RTI_SECURITY_SYMMETRIC_CIPHER_ALGORITHMS_BIT_AES128_GCM

0x1 << 0

RTI_SECURITY_SYMMETRIC_CIPHER_ALGORITHMS_BIT_AES256_GCM

0x1 << 1

RTI_SECURITY_SYMMETRIC_CIPHER_ALGORITHMS_BIT_CUSTOM

0x1 << 31

Note

We use the custom bit to represent any custom security algorithm in a category.

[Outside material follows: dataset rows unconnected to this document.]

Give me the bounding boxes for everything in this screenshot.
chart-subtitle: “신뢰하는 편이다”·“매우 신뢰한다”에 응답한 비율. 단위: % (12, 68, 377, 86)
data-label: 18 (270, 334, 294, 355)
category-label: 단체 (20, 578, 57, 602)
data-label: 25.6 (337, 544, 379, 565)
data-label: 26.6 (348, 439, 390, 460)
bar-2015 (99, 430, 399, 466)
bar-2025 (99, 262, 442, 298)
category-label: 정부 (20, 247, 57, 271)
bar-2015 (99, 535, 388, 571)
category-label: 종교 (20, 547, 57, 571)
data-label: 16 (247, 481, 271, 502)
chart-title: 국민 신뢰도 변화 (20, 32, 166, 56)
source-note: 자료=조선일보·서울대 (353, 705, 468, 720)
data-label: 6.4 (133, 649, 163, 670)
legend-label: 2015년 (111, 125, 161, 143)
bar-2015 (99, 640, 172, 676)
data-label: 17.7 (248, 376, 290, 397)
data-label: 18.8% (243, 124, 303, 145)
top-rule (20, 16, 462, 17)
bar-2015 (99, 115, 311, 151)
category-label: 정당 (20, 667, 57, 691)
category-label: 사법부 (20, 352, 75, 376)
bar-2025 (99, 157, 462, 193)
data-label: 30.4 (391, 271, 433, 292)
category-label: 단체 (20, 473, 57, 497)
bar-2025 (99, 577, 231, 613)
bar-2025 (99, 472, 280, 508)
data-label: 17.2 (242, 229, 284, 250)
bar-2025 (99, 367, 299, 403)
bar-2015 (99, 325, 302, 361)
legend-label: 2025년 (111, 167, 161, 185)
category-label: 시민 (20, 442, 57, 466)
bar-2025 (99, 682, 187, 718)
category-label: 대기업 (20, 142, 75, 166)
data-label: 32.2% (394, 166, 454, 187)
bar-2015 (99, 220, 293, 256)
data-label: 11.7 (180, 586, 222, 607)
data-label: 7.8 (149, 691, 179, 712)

The RTI_SECURITY_DIGITAL_SIGNATURE_ALGORITHMS_BIT_EDDSA_ED25519_SHA512, and RTI_SECURITY_DIGITAL_SIGNATURE_ALGORITHMS_BIT_EDDSA_ED448_SHAKE256 definitions map to RTI_SECURITY_DIGITAL_SIGNATURE_ALGORITHMS_BIT_CUSTOM. The RTI_SECURITY_KEY_ESTABLISHMENT_ALGORITHMS_BIT_ECDHE_CEUM_X25519, and RTI_SECURITY_KEY_ESTABLISHMENT_ALGORITHMS_BIT_ECDHE_CEUM_X448 definitions map to RTI_SECURITY_KEY_ESTABLISHMENT_ALGORITHMS_BIT_CUSTOM. RTI_SECURITY_SYMMETRIC_CIPHER_ALGORITHMS_BIT_AES192_GCM maps to RTI_SECURITY_KEY_ESTABLISHMENT_ALGORITHMS_BIT_CUSTOM.